A Tool for Language Preservation
Despite some criticism for teaching an indigenous language to an AI, the poet firmly believes the language itself is the ultimate beneficiary. "Then we complain that there’s nowhere to teach Tzotzil," he argues. "Yes, ChatGPT is a for-profit company, but if we see it as a tool, we can take advantage of the platform and use it to help us develop further." His project gained significant attention after he posted an essay written by the chatbot about its learning experience, which quickly went viral. While he hasn't used AI-generated materials for his human students yet, it has become a valuable assistant for creating scripts for his educational social media videos.
When the Student Becomes the Teacher
The relationship has become a two-way street. While he jokes that his AI student "doesn't complain" like his human ones, he acknowledges the profound impact it has had on his own understanding. "As a Tzotzil teacher, it has helped me discover more about the language because, sometimes, humans fail to understand the linguistic universe... There are certain topics that I know how they work because I speak Tzotzil, but that I can’t name in linguistic terms. ChatGPT tells me what they are called and puts them in order," he explains.

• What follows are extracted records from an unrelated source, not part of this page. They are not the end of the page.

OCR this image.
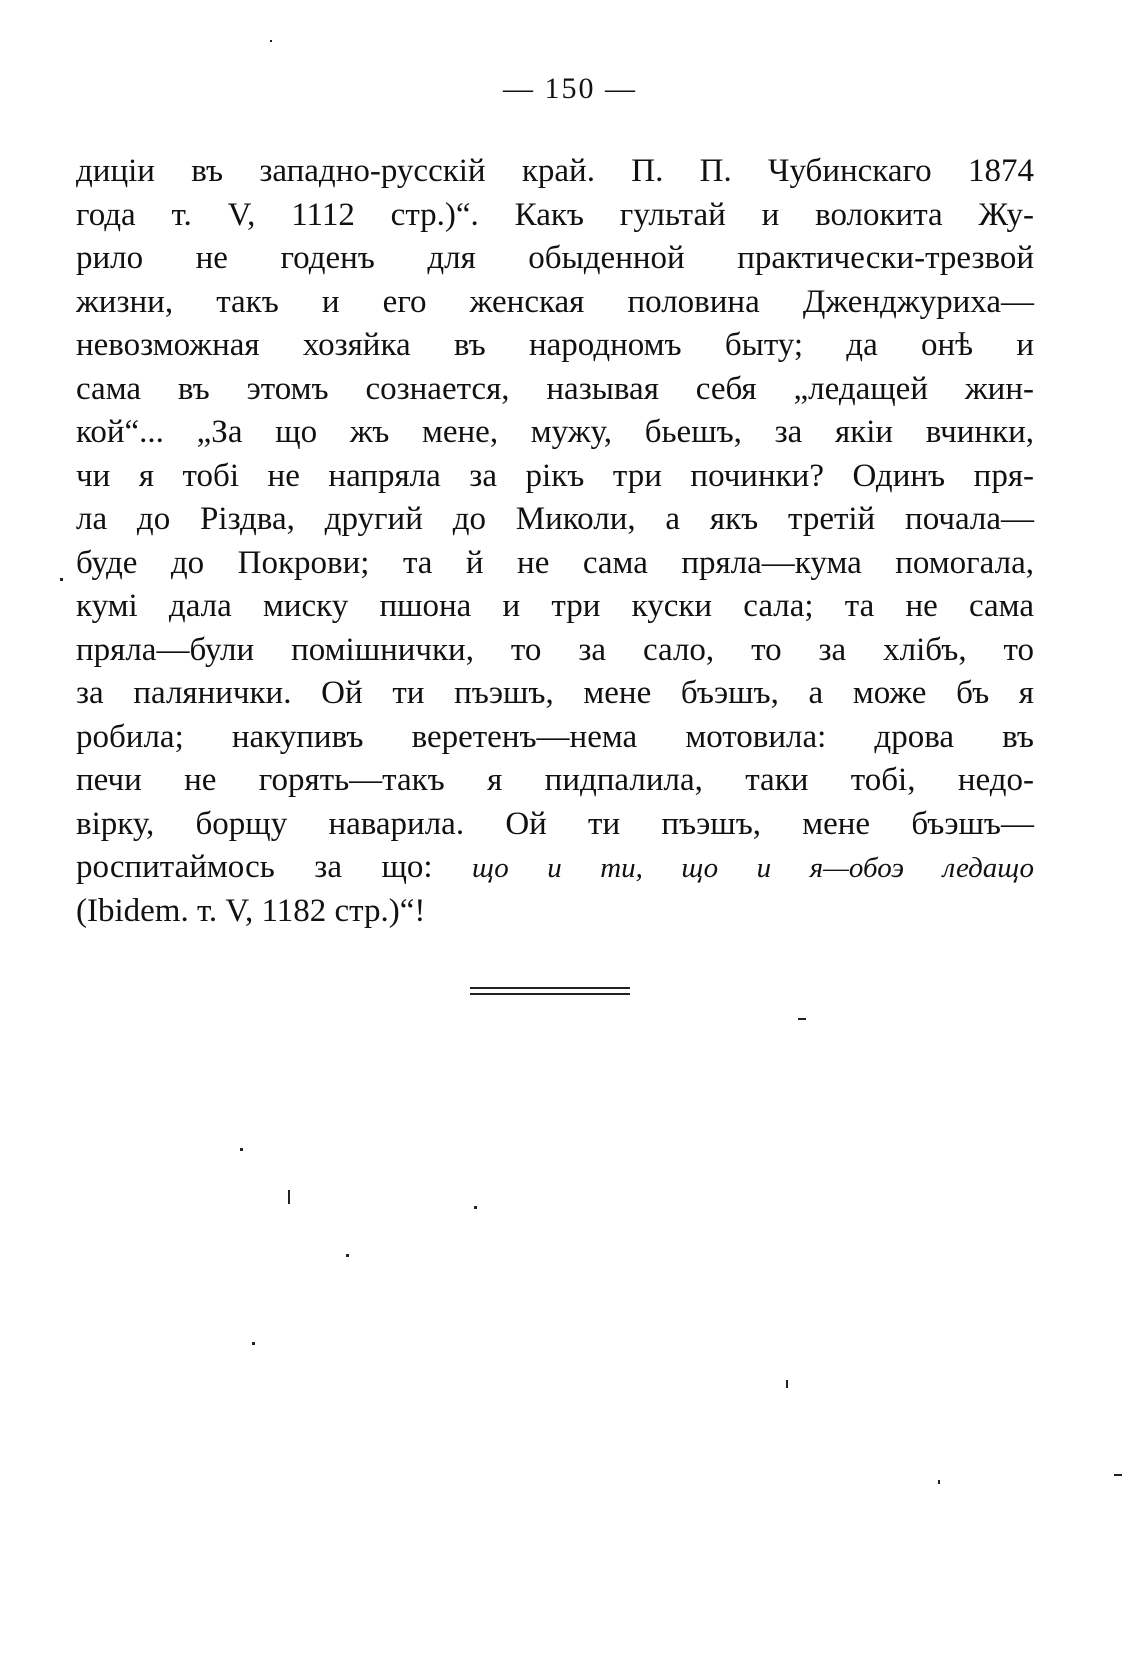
— 150 —
диціи въ западно-русскій край. П. П. Чубинскаго 1874
года т. V, 1112 стр.)“. Какъ гультай и волокита Жу-
рило не годенъ для обыденной практически-трезвой
жизни, такъ и его женская половина Дженджуриха—
невозможная хозяйка въ народномъ быту; да онѣ и
сама въ этомъ сознается, называя себя „ледащей жин-
кой“... „За що жъ мене, мужу, бьешъ, за якіи вчинки,
чи я тобі не напряла за рікъ три починки? Одинъ пря-
ла до Різдва, другий до Миколи, а якъ третій почала—
буде до Покрови; та й не сама пряла—кума помогала,
кумі дала миску пшона и три куски сала; та не сама
пряла—були помішнички, то за сало, то за хлібъ, то
за палянички. Ой ти пъэшъ, мене бъэшъ, а може бъ я
робила; накупивъ веретенъ—нема мотовила: дрова въ
печи не горять—такъ я пидпалила, таки тобі, недо-
вірку, борщу наварила. Ой ти пъэшъ, мене бъэшъ—
роспитаймось за що: що и ти, що и я—обоэ ледащо
(Ibidem. т. V, 1182 стр.)“!
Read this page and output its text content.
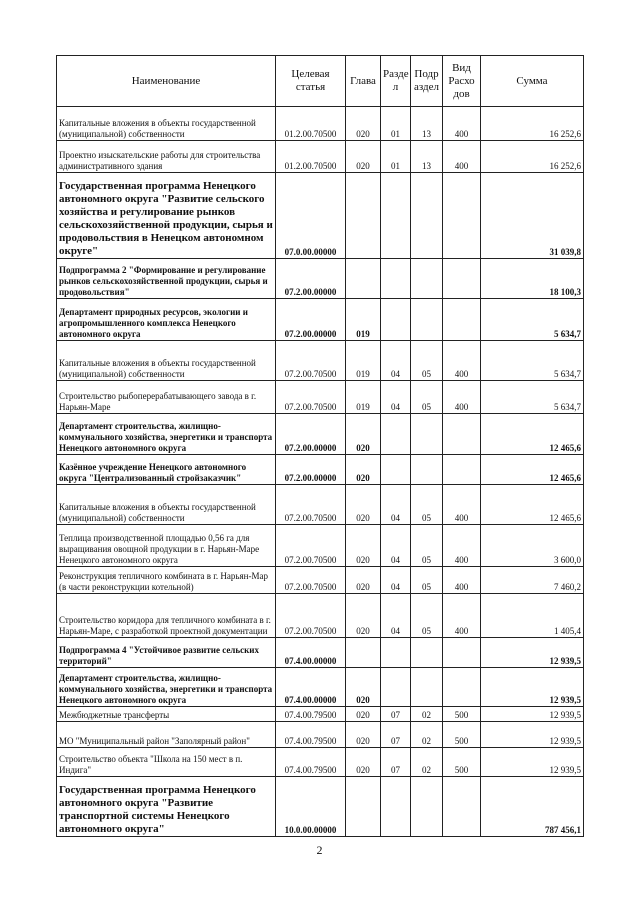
Наименование	Целевая статья	Глава	Разде л	Подр аздел	Вид Расхо дов	Сумма
Капитальные вложения в объекты государственной (муниципальной) собственности	01.2.00.70500	020	01	13	400	16 252,6
Проектно изыскательские работы для строительства административного здания	01.2.00.70500	020	01	13	400	16 252,6
Государственная программа Ненецкого автономного округа "Развитие сельского хозяйства и регулирование рынков сельскохозяйственной продукции, сырья и продовольствия в Ненецком автономном округе"	07.0.00.00000					31 039,8
Подпрограмма 2 "Формирование и регулирование рынков сельскохозяйственной продукции, сырья и продовольствия"	07.2.00.00000					18 100,3
Департамент природных ресурсов, экологии и агропромышленного комплекса Ненецкого автономного округа	07.2.00.00000	019				5 634,7
Капитальные вложения в объекты государственной (муниципальной) собственности	07.2.00.70500	019	04	05	400	5 634,7
Строительство рыбоперерабатывающего завода в г. Нарьян-Маре	07.2.00.70500	019	04	05	400	5 634,7
Департамент строительства, жилищно-коммунального хозяйства, энергетики и транспорта Ненецкого автономного округа	07.2.00.00000	020				12 465,6
Казённое учреждение Ненецкого автономного округа "Централизованный стройзаказчик"	07.2.00.00000	020				12 465,6
Капитальные вложения в объекты государственной (муниципальной) собственности	07.2.00.70500	020	04	05	400	12 465,6
Теплица производственной площадью 0,56 га для выращивания овощной продукции в г. Нарьян-Маре Ненецкого автономного округа	07.2.00.70500	020	04	05	400	3 600,0
Реконструкция тепличного комбината в г. Нарьян-Мар (в части реконструкции котельной)	07.2.00.70500	020	04	05	400	7 460,2
Строительство коридора для тепличного комбината в г. Нарьян-Маре, с разработкой проектной документации	07.2.00.70500	020	04	05	400	1 405,4
Подпрограмма 4 "Устойчивое развитие сельских территорий"	07.4.00.00000					12 939,5
Департамент строительства, жилищно-коммунального хозяйства, энергетики и транспорта Ненецкого автономного округа	07.4.00.00000	020				12 939,5
Межбюджетные трансферты	07.4.00.79500	020	07	02	500	12 939,5
МО "Муниципальный район "Заполярный район"	07.4.00.79500	020	07	02	500	12 939,5
Строительство объекта "Школа на 150 мест в п. Индига"	07.4.00.79500	020	07	02	500	12 939,5
Государственная программа Ненецкого автономного округа "Развитие транспортной системы Ненецкого автономного округа"	10.0.00.00000					787 456,1
2
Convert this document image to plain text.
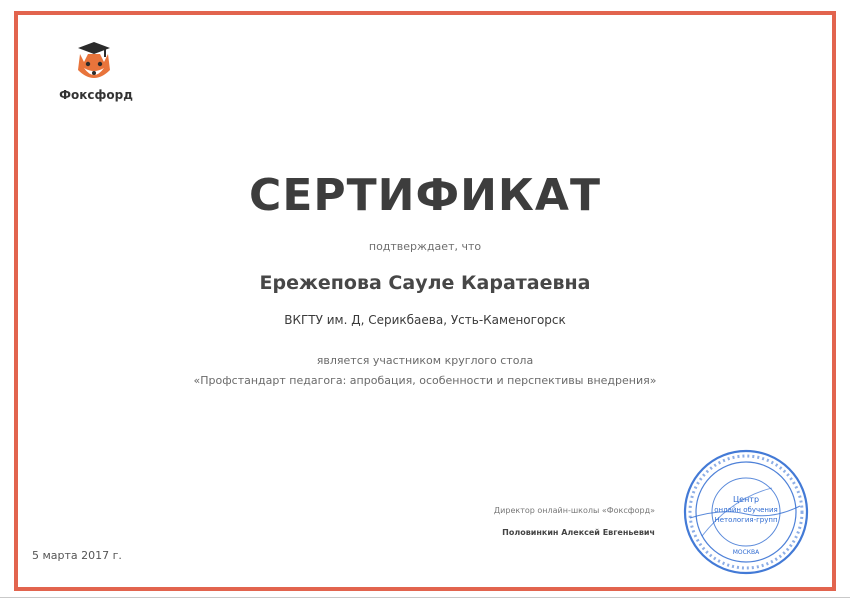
Фоксфорд
СЕРТИФИКАТ
подтверждает, что
Ережепова Сауле Каратаевна
ВКГТУ им. Д, Серикбаева, Усть-Каменогорск
является участником круглого стола
«Профстандарт педагога: апробация, особенности и перспективы внедрения»
Директор онлайн-школы «Фоксфорд»
Половинкин Алексей Евгеньевич
5 марта 2017 г.
Центр
онлайн обучения
Нетология-групп
МОСКВА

The Future of AI and Tzotzil
For now, the AI's knowledge of Tzotzil remains within Hernández Pérez's personal account for privacy reasons, so it cannot teach other users. He isn't currently planning to approach OpenAI to change this. His focus remains on enriching the platform's knowledge from his account, cultivating it as a powerful personal assistant for his mission to preserve and promote the Tzotzil language.